Step 4. Choose an appropriate post hoc test:

a. Unequal Group Sizes: Whenever you violate the equal n assumption for groups, select any of the following post hoc procedures in SPSS: LSD, Games-Howell, Dunnett's T3, Scheffé, and Dunnett's C.


b. Unequal Variances: Whenever you violate the equal variance assumption for groups (i.e., the homogeneity of variance assumption), check any of the following post hoc procedures in SPSS: Tamhane’s T2, Games-Howell, Dunnett's T3, and Dunnett's C.


c. Selecting from some of the more popular post hoc tests:.


▷Fisher's LSD (Least Significant Different): This test is the most liberal of all Post Hoc tests and its critical t for significance is not affected by the number of groups. This test is appropriate when you have 3 means to compare. It is not appropriate for additional means. (비교할 그룹이 3개일때)

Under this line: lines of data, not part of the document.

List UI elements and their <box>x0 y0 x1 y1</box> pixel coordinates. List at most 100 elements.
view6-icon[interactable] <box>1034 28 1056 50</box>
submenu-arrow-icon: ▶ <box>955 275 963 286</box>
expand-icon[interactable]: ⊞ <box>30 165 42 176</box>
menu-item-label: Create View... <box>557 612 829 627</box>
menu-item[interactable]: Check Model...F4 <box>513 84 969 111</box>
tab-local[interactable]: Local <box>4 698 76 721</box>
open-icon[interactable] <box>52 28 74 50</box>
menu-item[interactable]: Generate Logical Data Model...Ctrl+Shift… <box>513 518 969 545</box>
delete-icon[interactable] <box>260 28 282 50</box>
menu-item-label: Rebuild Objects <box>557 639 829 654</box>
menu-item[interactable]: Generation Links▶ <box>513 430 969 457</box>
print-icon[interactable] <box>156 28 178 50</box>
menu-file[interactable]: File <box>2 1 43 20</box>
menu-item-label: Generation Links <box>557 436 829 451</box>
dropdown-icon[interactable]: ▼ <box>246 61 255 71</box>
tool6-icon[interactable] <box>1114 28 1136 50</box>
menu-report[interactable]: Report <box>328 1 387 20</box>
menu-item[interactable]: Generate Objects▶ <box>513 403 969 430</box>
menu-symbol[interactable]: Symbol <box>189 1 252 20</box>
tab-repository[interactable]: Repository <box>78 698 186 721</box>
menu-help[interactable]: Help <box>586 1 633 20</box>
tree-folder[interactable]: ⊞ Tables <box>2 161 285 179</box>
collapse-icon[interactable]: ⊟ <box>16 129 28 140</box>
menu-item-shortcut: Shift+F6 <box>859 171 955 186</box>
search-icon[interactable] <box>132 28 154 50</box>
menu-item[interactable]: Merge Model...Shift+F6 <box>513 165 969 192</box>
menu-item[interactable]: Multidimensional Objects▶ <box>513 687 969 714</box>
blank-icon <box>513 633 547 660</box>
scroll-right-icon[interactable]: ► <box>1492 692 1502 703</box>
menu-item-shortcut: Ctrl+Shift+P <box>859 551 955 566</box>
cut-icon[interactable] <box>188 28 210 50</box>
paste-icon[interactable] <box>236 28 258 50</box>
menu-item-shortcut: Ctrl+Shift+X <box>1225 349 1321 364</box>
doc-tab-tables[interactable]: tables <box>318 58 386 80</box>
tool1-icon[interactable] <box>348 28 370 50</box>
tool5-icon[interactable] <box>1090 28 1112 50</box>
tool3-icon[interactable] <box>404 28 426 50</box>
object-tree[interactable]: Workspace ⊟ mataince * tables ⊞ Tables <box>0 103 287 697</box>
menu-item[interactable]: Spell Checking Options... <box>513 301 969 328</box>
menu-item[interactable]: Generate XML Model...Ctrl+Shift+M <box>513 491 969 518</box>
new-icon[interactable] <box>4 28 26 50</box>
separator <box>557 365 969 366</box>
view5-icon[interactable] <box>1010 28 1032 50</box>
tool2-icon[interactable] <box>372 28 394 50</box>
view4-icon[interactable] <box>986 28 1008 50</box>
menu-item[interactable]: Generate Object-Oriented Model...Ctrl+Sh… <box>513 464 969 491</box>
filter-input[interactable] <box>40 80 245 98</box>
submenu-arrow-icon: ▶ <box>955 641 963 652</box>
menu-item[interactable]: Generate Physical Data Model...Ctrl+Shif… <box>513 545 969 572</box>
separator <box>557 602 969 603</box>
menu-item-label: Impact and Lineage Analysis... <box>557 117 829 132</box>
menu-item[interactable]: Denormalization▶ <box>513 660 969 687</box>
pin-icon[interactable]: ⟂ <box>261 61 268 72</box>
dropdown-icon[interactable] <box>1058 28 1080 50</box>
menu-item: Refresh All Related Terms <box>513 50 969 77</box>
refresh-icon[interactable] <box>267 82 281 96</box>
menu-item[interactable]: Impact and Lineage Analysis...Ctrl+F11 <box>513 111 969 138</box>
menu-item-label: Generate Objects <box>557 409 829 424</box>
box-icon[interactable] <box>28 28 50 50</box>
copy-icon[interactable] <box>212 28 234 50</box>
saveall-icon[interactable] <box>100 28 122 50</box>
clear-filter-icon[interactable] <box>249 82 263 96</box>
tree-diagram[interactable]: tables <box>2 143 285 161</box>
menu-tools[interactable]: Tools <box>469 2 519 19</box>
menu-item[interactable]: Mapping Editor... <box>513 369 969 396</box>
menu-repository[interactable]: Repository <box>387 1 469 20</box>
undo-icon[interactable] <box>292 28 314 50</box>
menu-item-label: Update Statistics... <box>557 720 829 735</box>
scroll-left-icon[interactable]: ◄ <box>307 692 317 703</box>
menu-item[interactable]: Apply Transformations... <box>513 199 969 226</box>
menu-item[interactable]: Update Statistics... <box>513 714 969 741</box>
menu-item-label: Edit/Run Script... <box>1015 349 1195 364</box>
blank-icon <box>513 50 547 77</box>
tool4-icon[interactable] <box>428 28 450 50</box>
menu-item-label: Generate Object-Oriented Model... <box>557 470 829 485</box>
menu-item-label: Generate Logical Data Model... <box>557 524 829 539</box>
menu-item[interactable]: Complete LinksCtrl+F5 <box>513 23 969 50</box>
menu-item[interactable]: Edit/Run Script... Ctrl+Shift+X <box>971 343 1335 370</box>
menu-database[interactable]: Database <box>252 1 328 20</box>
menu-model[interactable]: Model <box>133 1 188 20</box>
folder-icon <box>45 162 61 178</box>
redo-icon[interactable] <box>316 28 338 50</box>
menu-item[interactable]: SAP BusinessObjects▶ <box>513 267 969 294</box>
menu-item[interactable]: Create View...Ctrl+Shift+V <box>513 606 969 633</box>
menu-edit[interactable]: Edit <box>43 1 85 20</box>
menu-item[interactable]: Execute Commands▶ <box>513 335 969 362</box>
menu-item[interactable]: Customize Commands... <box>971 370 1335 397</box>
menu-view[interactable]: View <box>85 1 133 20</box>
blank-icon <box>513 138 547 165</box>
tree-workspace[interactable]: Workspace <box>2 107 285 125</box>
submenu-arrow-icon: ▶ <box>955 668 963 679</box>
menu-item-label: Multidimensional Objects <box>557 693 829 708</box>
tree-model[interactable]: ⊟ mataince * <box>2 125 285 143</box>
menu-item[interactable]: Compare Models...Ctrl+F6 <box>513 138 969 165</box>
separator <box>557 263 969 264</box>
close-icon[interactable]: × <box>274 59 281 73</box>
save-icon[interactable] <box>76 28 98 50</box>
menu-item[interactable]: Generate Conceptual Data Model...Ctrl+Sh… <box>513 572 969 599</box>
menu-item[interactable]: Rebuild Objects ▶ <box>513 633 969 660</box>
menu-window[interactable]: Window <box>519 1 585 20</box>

Bonferroni (AKA, Dunn’s Bonferroni): This test does not require the overall ANOVA to be significant. It is appropriate when the number of comparisons (c = number of comparisons = k(k-1))/2) exceeds the number of degrees of freedom (df) between groups (df = k-1). This test is very conservative and its power quickly declines as the c increases. A good rule of thumb is that the number of comparisons (c) be no larger than the degrees of freedom (df).  (비교의 개수가 df보다 크지 않을 때)


Newman-Keuls: If there is more than one true null hypothesis in a set of means, this test will overestimate they familywise error rate. It is appropriate to use this test when the number of comparisons exceeds the number of degrees of freedom (df) between groups (df = k-1) and one does not wish to be as conservative as the Bonferroni. (비교의 개수가 df보다 크면서 Bonferroni만큼 보수적이지 않아도 될 때)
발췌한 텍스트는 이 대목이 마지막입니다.